Two subjects, car sharing and sustainable development, have been waiting to be combined. Former opponents learned how they can actually strengthen each other during an International Association of Public Transport (UITP) workshop on October 18th – 19th.

Although sessions were seperate, there were plenty plenary opportunities to compare conclusions and talk about integrating car sharing into broader sustainable development plans. Because it is time public transport companies start considering the shared car as a possible partner in achieving sustainable development, instead of as an enemy to public transport or sustainability.

The workshop turned out an eye opener. CarSharing can be the missing link in your city’s sustainable transport system. If you do not live in one of 600 cities that already have CarSharing, that is.

Progress is about to be made with the UITP Sustainable Development Charter as well. It was proposed and widely supported at the workshop that car sharing become part of the charter.

Definition
The World CarShare Consortium defines CarSharing in terms of shared ownership. It goes further than sharing a ride or even regular car pooling. In the Netherlands Greenwheels is a wide-spread (40 cities) commercial car sharing company that liaises with the Dutch Railway company.

Integrated policy
Greenwheels co-founder and president Jan Borghuis attended the UITP workshop and called for an integrated policy. Air quality policy makers hardly know what urban planners do and vice versa. People need to know each other and each other’s methods. And integration of car sharing systems and public transport is needed. The UITP is lobbying to further both kinds of integration.
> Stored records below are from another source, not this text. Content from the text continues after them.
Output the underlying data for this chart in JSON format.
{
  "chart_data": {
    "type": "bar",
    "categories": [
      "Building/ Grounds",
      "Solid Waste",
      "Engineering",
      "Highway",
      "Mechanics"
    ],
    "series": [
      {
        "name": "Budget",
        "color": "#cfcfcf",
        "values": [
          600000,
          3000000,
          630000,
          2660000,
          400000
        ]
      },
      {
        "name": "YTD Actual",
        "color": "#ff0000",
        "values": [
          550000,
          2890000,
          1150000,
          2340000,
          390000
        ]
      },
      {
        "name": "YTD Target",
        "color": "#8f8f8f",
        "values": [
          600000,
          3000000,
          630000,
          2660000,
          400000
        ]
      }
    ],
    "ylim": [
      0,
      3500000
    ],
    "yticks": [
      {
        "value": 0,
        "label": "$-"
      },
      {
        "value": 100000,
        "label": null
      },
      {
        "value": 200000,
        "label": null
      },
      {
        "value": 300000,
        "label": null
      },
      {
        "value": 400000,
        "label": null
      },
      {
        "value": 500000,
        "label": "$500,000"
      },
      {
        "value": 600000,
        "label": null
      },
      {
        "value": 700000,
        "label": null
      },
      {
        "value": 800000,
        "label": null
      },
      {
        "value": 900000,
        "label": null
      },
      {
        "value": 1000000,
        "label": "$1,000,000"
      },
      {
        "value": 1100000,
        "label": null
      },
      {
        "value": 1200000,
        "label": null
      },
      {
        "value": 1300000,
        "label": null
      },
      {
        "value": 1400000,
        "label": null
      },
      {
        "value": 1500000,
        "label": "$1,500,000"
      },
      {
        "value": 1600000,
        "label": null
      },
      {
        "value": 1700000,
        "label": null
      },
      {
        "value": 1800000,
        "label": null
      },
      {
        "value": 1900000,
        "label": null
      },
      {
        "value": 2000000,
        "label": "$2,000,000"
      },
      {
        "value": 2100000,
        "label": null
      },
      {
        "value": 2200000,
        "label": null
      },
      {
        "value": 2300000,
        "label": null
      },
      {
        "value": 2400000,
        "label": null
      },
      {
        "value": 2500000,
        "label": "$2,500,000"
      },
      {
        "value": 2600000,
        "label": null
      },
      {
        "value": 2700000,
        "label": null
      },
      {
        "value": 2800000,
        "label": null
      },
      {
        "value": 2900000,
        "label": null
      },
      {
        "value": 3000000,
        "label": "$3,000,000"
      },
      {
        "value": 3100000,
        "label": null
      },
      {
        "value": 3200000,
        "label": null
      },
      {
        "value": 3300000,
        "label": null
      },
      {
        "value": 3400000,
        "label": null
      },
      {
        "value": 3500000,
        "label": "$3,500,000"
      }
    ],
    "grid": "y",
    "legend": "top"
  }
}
Famous car developer Michael Eimstad, of the Th!nk car, is not sure that is the right approach. He stresses the importance of being independent of local authorities. Of course, he has had a bad experience when his company was owned by Ford Motor Company. The latter merely used the Th!nk car to meet California's Zero Emission Vehicle mandate and otherwise continued making the cars Ford wanted.

How is it done?
So how can public transport and car sharing combine forces? Public transport companies could actually own a fleet of cars to be shared. Or they can create partnerships with automobile companies. UITP set itself the task of collecting examples of the last, to offer best practices for other interested companies.

Bremen Mobil.punkt. Photo: TARGET

Another question is how to offer an integrated form of transport? To facilitate the combination of differents modes of transport, German company mobil.punkt has developed just that: a mobility point. To stall or rent bicycles, hop on a bus or an underground train or take a taxi; all at one place.

Public-private solution
Mr. Eimstad now focuses on the car sharing market with the Th!nk City car. Whereas the car is too expensive for the consumer market, shared ownership could be the answer. A solution seems to presents itself for all car makers who do have excellent green prototypes, but run into the problem that many sustainable cars that do fulfill all modern consumers’ demands regarding looks and performance, are too expensive for the market.

Integrated car sharing and public transport could be the perfect public-private case: private parties could decide on ‘form’ (what cars to buy, how to arrange things so that the public will actually prefer it over taking their private cars) while public parties could facilitate: liaise with public transport companies, provide mobil.punkts and integrate policies in different fields.